When securing a home loan, new borrowers may overlook escrow accounts, which are used in part to protect the lender. Under escrow, monthly payments are collected to pay annual insurance and taxes. While some mortgages -- most notably FHA loans -- require the establishment of an escrow account, the decision is typically up to the lender. As a borrower, you should take into account certain factors when planning for your escrow.
Establishing a Cushion
Escrow accounts are typically used to cover your annual property taxes, as well as the yearly cost of homeowners insurance. Each month, you will be responsible for one-twelfth of those two totals. As of 2013, the Real Estate Settlement Protection Act allows lending institutions to maintain a monetary cushion equal to one-sixth of the annual escrow collection. This means that, upon loan approval, you may be required to immediately pay two months worth of payments into your escrow account.

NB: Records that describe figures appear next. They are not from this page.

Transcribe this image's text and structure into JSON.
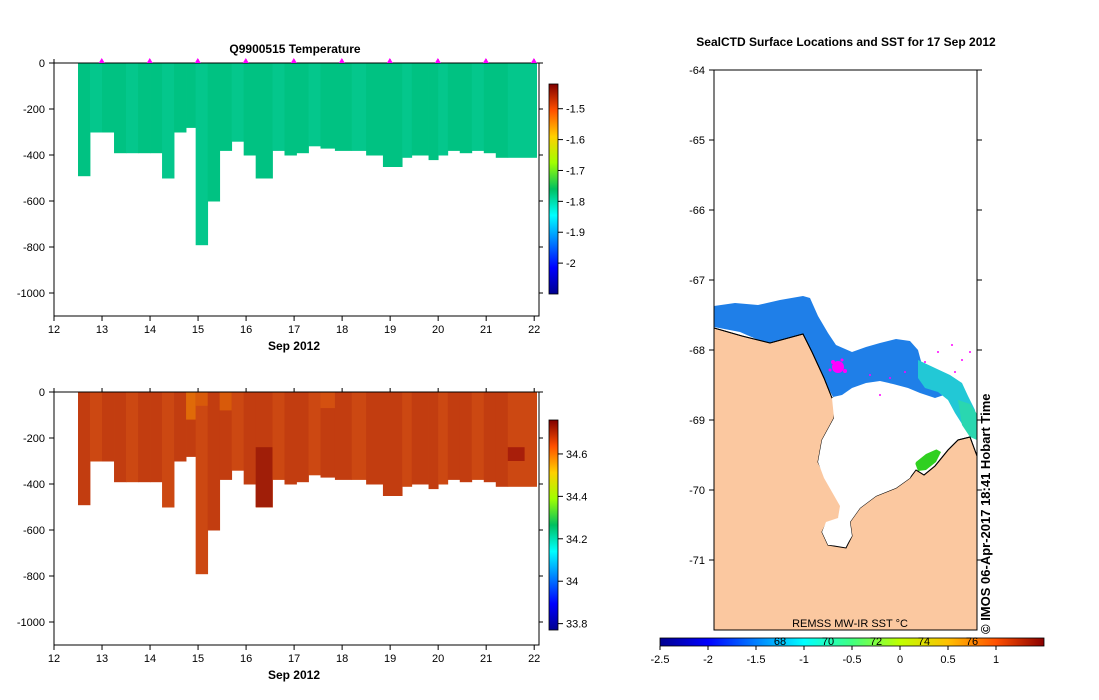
{
  "chart_data": [
    {
      "type": "heatmap",
      "title": "Q9900515  Temperature",
      "xlabel": "Sep 2012",
      "ylabel": "",
      "xlim": [
        12,
        22.1
      ],
      "ylim": [
        -1100,
        0
      ],
      "x_ticks": [
        "12",
        "13",
        "14",
        "15",
        "16",
        "17",
        "18",
        "19",
        "20",
        "21",
        "22"
      ],
      "y_ticks": [
        "0",
        "-200",
        "-400",
        "-600",
        "-800",
        "-1000"
      ],
      "colorbar": {
        "min": -2.1,
        "max": -1.42,
        "ticks": [
          "-1.5",
          "-1.6",
          "-1.7",
          "-1.8",
          "-1.9",
          "-2"
        ],
        "tick_values": [
          -1.5,
          -1.6,
          -1.7,
          -1.8,
          -1.9,
          -2.0
        ]
      },
      "profile_markers_days": [
        13,
        14,
        15,
        16,
        17,
        18,
        19,
        20,
        21,
        22
      ],
      "profiles": [
        {
          "x0": 12.5,
          "x1": 12.75,
          "depth": 490
        },
        {
          "x0": 12.75,
          "x1": 13.0,
          "depth": 300
        },
        {
          "x0": 13.0,
          "x1": 13.25,
          "depth": 300
        },
        {
          "x0": 13.25,
          "x1": 13.5,
          "depth": 390
        },
        {
          "x0": 13.5,
          "x1": 13.75,
          "depth": 390
        },
        {
          "x0": 13.75,
          "x1": 14.0,
          "depth": 390
        },
        {
          "x0": 14.0,
          "x1": 14.25,
          "depth": 390
        },
        {
          "x0": 14.25,
          "x1": 14.5,
          "depth": 500
        },
        {
          "x0": 14.5,
          "x1": 14.75,
          "depth": 300
        },
        {
          "x0": 14.75,
          "x1": 14.95,
          "depth": 280
        },
        {
          "x0": 14.95,
          "x1": 15.2,
          "depth": 790
        },
        {
          "x0": 15.2,
          "x1": 15.45,
          "depth": 600
        },
        {
          "x0": 15.45,
          "x1": 15.7,
          "depth": 380
        },
        {
          "x0": 15.7,
          "x1": 15.95,
          "depth": 340
        },
        {
          "x0": 15.95,
          "x1": 16.2,
          "depth": 400
        },
        {
          "x0": 16.2,
          "x1": 16.55,
          "depth": 500
        },
        {
          "x0": 16.55,
          "x1": 16.8,
          "depth": 380
        },
        {
          "x0": 16.8,
          "x1": 17.05,
          "depth": 400
        },
        {
          "x0": 17.05,
          "x1": 17.3,
          "depth": 390
        },
        {
          "x0": 17.3,
          "x1": 17.55,
          "depth": 360
        },
        {
          "x0": 17.55,
          "x1": 17.85,
          "depth": 370
        },
        {
          "x0": 17.85,
          "x1": 18.2,
          "depth": 380
        },
        {
          "x0": 18.2,
          "x1": 18.5,
          "depth": 380
        },
        {
          "x0": 18.5,
          "x1": 18.85,
          "depth": 400
        },
        {
          "x0": 18.85,
          "x1": 19.25,
          "depth": 450
        },
        {
          "x0": 19.25,
          "x1": 19.45,
          "depth": 410
        },
        {
          "x0": 19.45,
          "x1": 19.8,
          "depth": 400
        },
        {
          "x0": 19.8,
          "x1": 20.0,
          "depth": 420
        },
        {
          "x0": 20.0,
          "x1": 20.2,
          "depth": 400
        },
        {
          "x0": 20.2,
          "x1": 20.45,
          "depth": 380
        },
        {
          "x0": 20.45,
          "x1": 20.7,
          "depth": 390
        },
        {
          "x0": 20.7,
          "x1": 20.95,
          "depth": 380
        },
        {
          "x0": 20.95,
          "x1": 21.2,
          "depth": 390
        },
        {
          "x0": 21.2,
          "x1": 21.45,
          "depth": 410
        },
        {
          "x0": 21.45,
          "x1": 22.05,
          "depth": 410
        }
      ],
      "field_value_typical": -1.82
    },
    {
      "type": "heatmap",
      "title": "",
      "xlabel": "Sep 2012",
      "ylabel": "",
      "xlim": [
        12,
        22.1
      ],
      "ylim": [
        -1100,
        0
      ],
      "x_ticks": [
        "12",
        "13",
        "14",
        "15",
        "16",
        "17",
        "18",
        "19",
        "20",
        "21",
        "22"
      ],
      "y_ticks": [
        "0",
        "-200",
        "-400",
        "-600",
        "-800",
        "-1000"
      ],
      "colorbar": {
        "min": 33.77,
        "max": 34.76,
        "ticks": [
          "34.6",
          "34.4",
          "34.2",
          "34",
          "33.8"
        ],
        "tick_values": [
          34.6,
          34.4,
          34.2,
          34.0,
          33.8
        ]
      },
      "field_value_typical": 34.68
    },
    {
      "type": "map",
      "title": "SealCTD Surface Locations and SST for 17 Sep 2012",
      "y_ticks": [
        "-64",
        "-65",
        "-66",
        "-67",
        "-68",
        "-69",
        "-70",
        "-71"
      ],
      "y_tick_values": [
        -64,
        -65,
        -66,
        -67,
        -68,
        -69,
        -70,
        -71
      ],
      "ylim": [
        -64,
        -72
      ],
      "colorbar": {
        "label": "REMSS MW-IR SST °C",
        "min": -2.5,
        "max": 1.5,
        "ticks": [
          "-2.5",
          "-2",
          "-1.5",
          "-1",
          "-0.5",
          "0",
          "0.5",
          "1"
        ],
        "tick_values": [
          -2.5,
          -2,
          -1.5,
          -1,
          -0.5,
          0,
          0.5,
          1
        ],
        "ghost_ticks": [
          "68",
          "70",
          "72",
          "74",
          "76"
        ],
        "ghost_tick_values": [
          -1.25,
          -0.75,
          -0.25,
          0.25,
          0.75
        ]
      }
    }
  ],
  "credit": "© IMOS 06-Apr-2017 18:41 Hobart Time",
  "colors": {
    "land": "#fbc8a0",
    "ice_white": "#ffffff",
    "marker": "#ff00ff",
    "temp_water": "#00c282",
    "salt_water": "#c03c10"
  }
}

The taxable value of a property is often reassessed the year after a home is built on the land or the year following a sale of an existing home. This means that your tax rate could increase -- in the case of new construction, it may rise drastically -- a year after you move in to your new home. If taxes rise, your escrow payment will increase accordingly. And if the tax shift doesn't match up with your annual escrow calendar, you could get an unpleasant surprise. For instance, say your July tax bill indicates that you owe $6,000 more in taxes than you owed the year before. Since January, though, you have paid six payments into your escrow account, assuming your old tax rate. Not only will your typical escrow payment increase by $500, but you must also make up the $3,000 difference for the first six months of the year.

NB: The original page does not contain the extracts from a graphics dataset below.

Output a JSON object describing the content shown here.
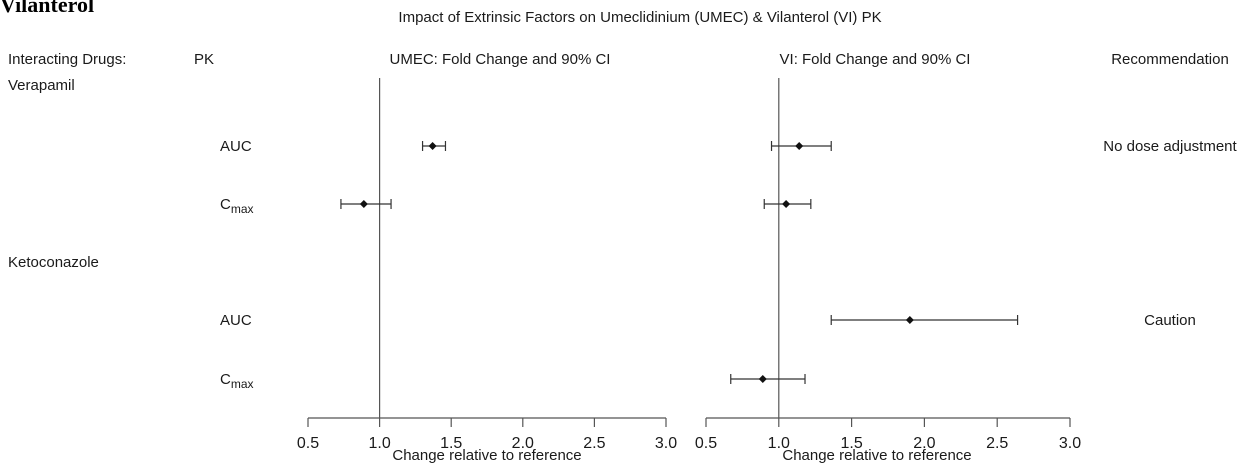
{
  "cut_header": "Vilanterol",
  "chart_data": {
    "type": "forest",
    "title": "Impact of Extrinsic Factors on Umeclidinium (UMEC) & Vilanterol (VI) PK",
    "column_headers": {
      "drugs": "Interacting Drugs:",
      "pk": "PK",
      "umec": "UMEC: Fold Change and 90% CI",
      "vi": "VI: Fold Change and 90% CI",
      "recommendation": "Recommendation"
    },
    "xlabel": "Change relative to reference",
    "xlim": [
      0.5,
      3.0
    ],
    "reference_line": 1.0,
    "ticks": [
      "0.5",
      "1.0",
      "1.5",
      "2.0",
      "2.5",
      "3.0"
    ],
    "groups": [
      {
        "drug": "Verapamil",
        "rows": [
          {
            "pk": "AUC",
            "pk_sub": "",
            "umec": {
              "est": 1.37,
              "lo": 1.3,
              "hi": 1.46
            },
            "vi": {
              "est": 1.14,
              "lo": 0.95,
              "hi": 1.36
            },
            "recommendation": "No dose adjustment"
          },
          {
            "pk": "C",
            "pk_sub": "max",
            "umec": {
              "est": 0.89,
              "lo": 0.73,
              "hi": 1.08
            },
            "vi": {
              "est": 1.05,
              "lo": 0.9,
              "hi": 1.22
            },
            "recommendation": ""
          }
        ]
      },
      {
        "drug": "Ketoconazole",
        "rows": [
          {
            "pk": "AUC",
            "pk_sub": "",
            "umec": null,
            "vi": {
              "est": 1.9,
              "lo": 1.36,
              "hi": 2.64
            },
            "recommendation": "Caution"
          },
          {
            "pk": "C",
            "pk_sub": "max",
            "umec": null,
            "vi": {
              "est": 0.89,
              "lo": 0.67,
              "hi": 1.18
            },
            "recommendation": ""
          }
        ]
      }
    ]
  }
}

Similarly, your homeowners insurance rates may fluctuate greatly from year to year and hikes could result in an increased escrow payment. It is important to understand that the bank typically has nothing to do with your insurance; it simply organizes the payment. Therefore, if your insurance company informs you that your rates will be changing, it is up to you to figure out what effect it may have. The bank will only send you a monthly escrow bill and is under no obligation to warn you that your insurance rates have increased.

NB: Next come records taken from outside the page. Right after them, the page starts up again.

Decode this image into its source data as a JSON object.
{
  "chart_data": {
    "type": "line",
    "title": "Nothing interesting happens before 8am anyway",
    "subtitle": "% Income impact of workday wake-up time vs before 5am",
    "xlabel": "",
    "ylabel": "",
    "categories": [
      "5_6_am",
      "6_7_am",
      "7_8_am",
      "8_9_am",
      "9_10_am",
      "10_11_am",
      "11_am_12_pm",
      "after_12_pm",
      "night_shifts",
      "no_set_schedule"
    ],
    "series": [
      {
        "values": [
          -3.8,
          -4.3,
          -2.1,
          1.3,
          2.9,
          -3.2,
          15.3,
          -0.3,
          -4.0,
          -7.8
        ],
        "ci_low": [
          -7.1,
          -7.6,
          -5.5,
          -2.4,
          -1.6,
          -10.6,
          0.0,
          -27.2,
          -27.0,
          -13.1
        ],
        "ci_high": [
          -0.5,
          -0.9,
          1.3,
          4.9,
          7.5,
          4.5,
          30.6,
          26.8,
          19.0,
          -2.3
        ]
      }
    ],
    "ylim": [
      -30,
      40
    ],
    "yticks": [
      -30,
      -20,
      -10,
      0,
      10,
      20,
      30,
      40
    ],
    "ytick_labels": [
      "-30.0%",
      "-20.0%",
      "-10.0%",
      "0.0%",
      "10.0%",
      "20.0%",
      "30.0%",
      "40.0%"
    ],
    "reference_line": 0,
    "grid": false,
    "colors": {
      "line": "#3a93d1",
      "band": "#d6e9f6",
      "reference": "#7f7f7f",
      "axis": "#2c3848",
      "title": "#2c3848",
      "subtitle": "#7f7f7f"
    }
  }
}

Your source of income plays a significant role in whether you will be able to handle an escrow account. If your monthly income fluctuates drastically, you may have trouble paying the escrow payment one month, but could have more than enough the next. If you are in this situation, it may be better for you to simply save at your own pace over the course of the year. You will still need the same amount of money saved up to pay insurance and tax bills, but you won't be faced with a set monthly payment.